Let us review two memory structures (part of SGA) to understand the commits in Oracle.
- Data buffer cache
- Redo log buffer cache
Database buffer cache
Data buffer cache contains copies of data blocks read from datafiles that can be modified by users. We are aware that anything in the memory buffer is not permanent, you loose the data in the memory if the database or system crashes. So typically user commits should force this buffer back to the database before returning the control back to user. However under normal circumstance, this is not how Oracle works. Let us look at redo log buffer before we completely understand the behavior of Oracle.
Redo log buffer
Recovery is a must for most of the applications and therefore Oracle or any RDBMS architecture should have mechanism in place to help recover your database from failures. Redo log buffer is a memory structure that aids in recovery of database. It records changes made to a block in a database and this change is generally referred to as redo entry . Typically redo entry contains
- Changes made to the data block (After Image)
- Undo segment data block (Before Image)
- Transaction table of the undo segments (Table that tracks the state of transaction).
Main idea behind recording this information is to recreate all changes made to the database during recovery.

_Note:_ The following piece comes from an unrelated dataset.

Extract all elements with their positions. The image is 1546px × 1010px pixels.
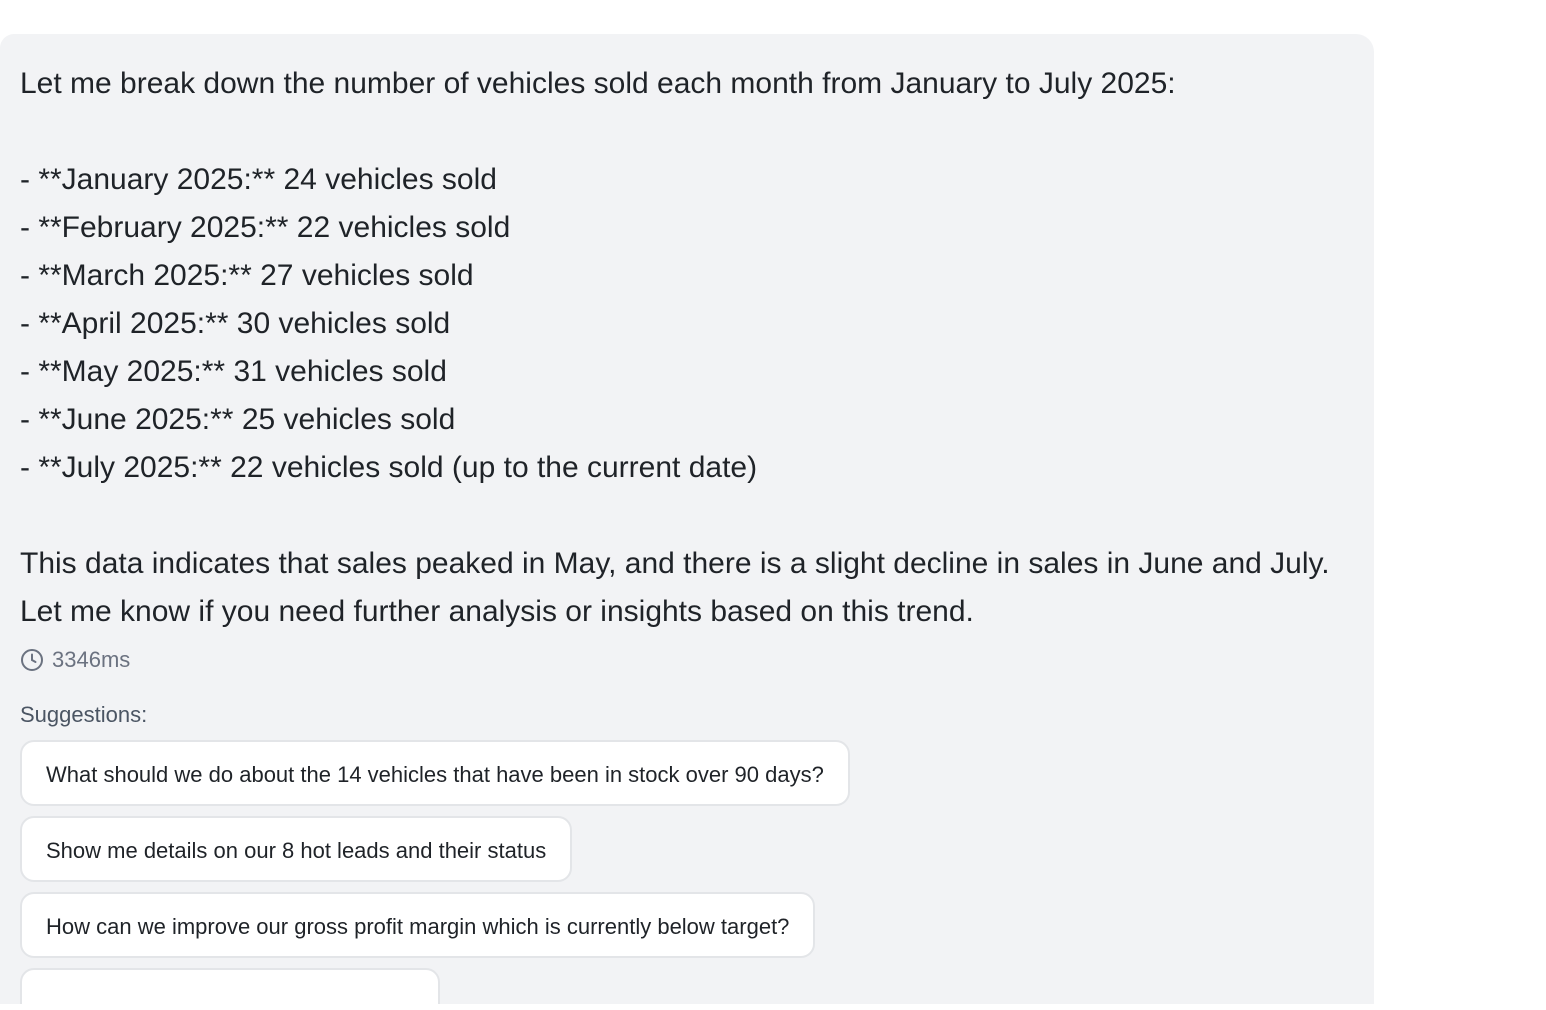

Oracle uses this concept to its advantage to improve the performance of the database. So Whenever a user issues commit, the transaction is considered complete when the writes are made to online redo log files from the redo log buffer. In another words, instead of writing from database buffer cache to datafiles , Oracle writes from redo log buffer to online redo log files. The writes to datafiles from data buffer cache are generally made asynchronously.